Snooping by Berlin’s federal intelligence service, the Bundesnachrichtendienst (BND), targeted US entities all the way up to the State Department, the Department of the Treasury and even the White House, according to documents reviewed by Der Spiegel.
NSA-contractor-turned-whistleblower Edward Snowden’s leaks about US surveillance caused major embarrassment to the Obama administration when it was revealed in 2013 that the National Security Agency had been intercepting German Chancellor Angela Merkel’s cellphone records.
“Spying among friends, that isn’t done,” Merkel famously remarked at the time.
But it turns out that for at least a year after Merkel’s ascendency to chancellorship in 2005, the BND conducted surveillance on its American partners.
Germany kept tabs on email addresses at the White House and in other US federal government departments using thousands of keywords as search terms.
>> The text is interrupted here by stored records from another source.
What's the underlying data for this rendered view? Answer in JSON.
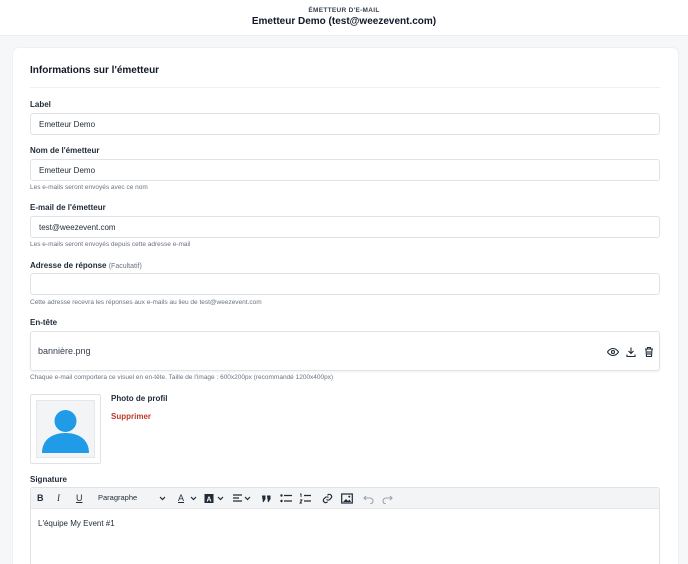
{
  "topbar": {
    "kicker": "ÉMETTEUR D'E-MAIL",
    "title": "Emetteur Demo (test@weezevent.com)"
  },
  "card": {
    "title": "Informations sur l'émetteur"
  },
  "fields": {
    "label": {
      "label": "Label",
      "value": "Emetteur Demo"
    },
    "sender_name": {
      "label": "Nom de l'émetteur",
      "value": "Emetteur Demo",
      "help": "Les e-mails seront envoyés avec ce nom"
    },
    "sender_email": {
      "label": "E-mail de l'émetteur",
      "value": "test@weezevent.com",
      "help": "Les e-mails seront envoyés depuis cette adresse e-mail"
    },
    "reply_to": {
      "label": "Adresse de réponse",
      "optional": "(Facultatif)",
      "value": "",
      "help": "Cette adresse recevra les réponses aux e-mails au lieu de test@weezevent.com"
    }
  },
  "header_image": {
    "label": "En-tête",
    "filename": "bannière.png",
    "help": "Chaque e-mail comportera ce visuel en en-tête. Taille de l'image : 600x200px (recommandé 1200x400px)",
    "icons": [
      "eye-icon",
      "download-icon",
      "trash-icon"
    ]
  },
  "profile": {
    "label": "Photo de profil",
    "delete_label": "Supprimer"
  },
  "signature": {
    "label": "Signature",
    "paragraph_style": "Paragraphe",
    "content": "L'équipe My Event #1",
    "toolbar_icons": [
      "bold-icon",
      "italic-icon",
      "underline-icon",
      "font-color-icon",
      "highlight-icon",
      "align-icon",
      "quote-icon",
      "bullet-list-icon",
      "numbered-list-icon",
      "link-icon",
      "image-icon",
      "undo-icon",
      "redo-icon"
    ]
  },
  "colors": {
    "accent_blue": "#1f9be8",
    "danger": "#c0392b",
    "text": "#1f2a37",
    "muted": "#6b7280"
  }
}
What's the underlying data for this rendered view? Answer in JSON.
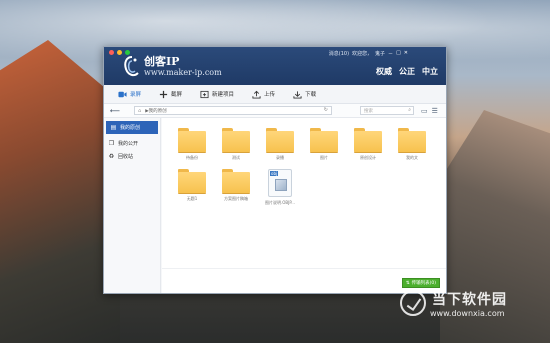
{
  "window": {
    "title_logo": "创客IP",
    "url": "www.maker-ip.com",
    "user_line": [
      "消息(10)",
      "欢迎您，",
      "鬼子"
    ],
    "window_controls": [
      "－",
      "□",
      "✕"
    ],
    "brand_words": [
      "权威",
      "公正",
      "中立"
    ]
  },
  "toolbar": {
    "items": [
      {
        "label": "录屏",
        "icon": "record-icon"
      },
      {
        "label": "截屏",
        "icon": "plus-icon"
      },
      {
        "label": "新建项目",
        "icon": "new-folder-icon"
      },
      {
        "label": "上传",
        "icon": "upload-icon"
      },
      {
        "label": "下载",
        "icon": "download-icon"
      }
    ]
  },
  "pathbar": {
    "path": "▶我的原创",
    "search_placeholder": "搜索"
  },
  "sidebar": {
    "items": [
      {
        "label": "我的原创",
        "icon": "folder-icon"
      },
      {
        "label": "我的公开",
        "icon": "file-icon"
      },
      {
        "label": "回收站",
        "icon": "trash-icon"
      }
    ]
  },
  "files": [
    {
      "name": "待备份",
      "type": "folder"
    },
    {
      "name": "测试",
      "type": "folder"
    },
    {
      "name": "录播",
      "type": "folder"
    },
    {
      "name": "图片",
      "type": "folder"
    },
    {
      "name": "原创设计",
      "type": "folder"
    },
    {
      "name": "我的文",
      "type": "folder"
    },
    {
      "name": "无题1",
      "type": "folder"
    },
    {
      "name": "方案图片稿箱",
      "type": "folder"
    },
    {
      "name": "图片说明.OBJP...",
      "type": "obj"
    }
  ],
  "footer": {
    "transfer_label": "传输列表(0)"
  },
  "watermark": {
    "title": "当下软件园",
    "url": "www.downxia.com"
  },
  "colors": {
    "titlebar": "#1f3a66",
    "accent": "#2d64b8",
    "folder": "#f7c24e",
    "transfer": "#4caf2e"
  }
}
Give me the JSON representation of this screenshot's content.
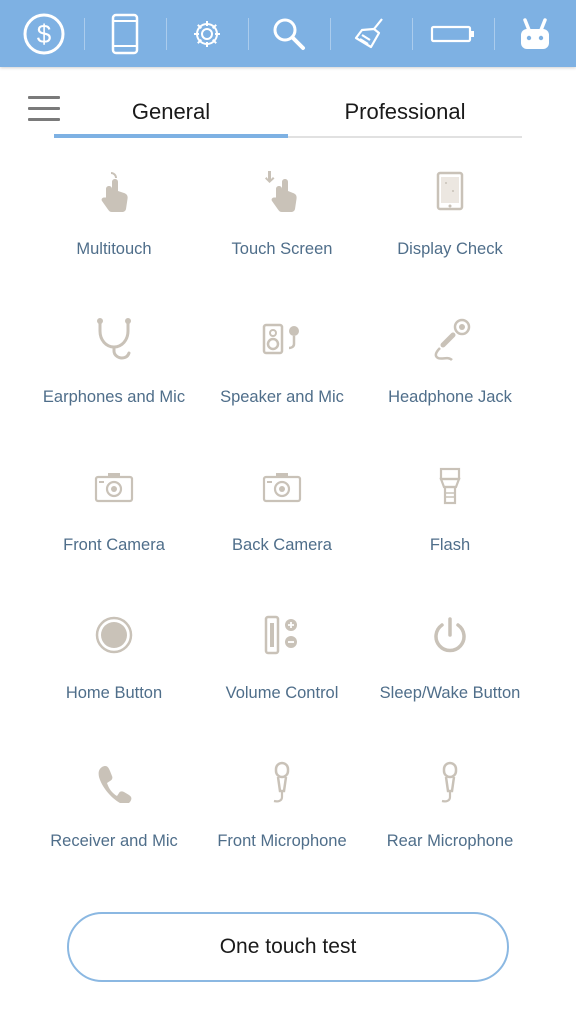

“The document states that just under 4,000 search terms, or selectors, were directed against American targets between 1998 and 2006,” Der Spiegel reported on June 22, adding that it’s not known whether the selectors were used after 2006.
Apart from the White House, targets for BND surveillance were mainly entities relating to the US military and security apparatus.
The BND kept tabs on defense giant Lockheed Martin, as well as the US Air Force, Marine Corps and Defense Intelligence Agency (an intelligence service at the disposal of the secretary of Defense).
American universities, NASA, the non-governmental organization Human Rights Watch and foreign embassies in Washington were also accessed, Der Spiegel reported.
The International Monetary Fund and the Arab League’s Washington office didn’t escape the BND’s watchful gaze, either.
The German magazine reported that from a domestic standpoint, Merkel’s administration, the chancellor’s conservative Christian Democratic Union party and the center-left Social Democrats frequently regurgitate BND’s refrain that Germany has never spied on the US and that any data collection would fall under “coincidental capture.”
German spy chief Bruno Kahl would not disclose the agency’s past activities, Der Speigel noted.
“The question of who the BND is permitted to surveil, and who it cannot, will not only be the subject of a stricter approval process in the future, but also more ambitious controls,” Kahl was quoted as saying.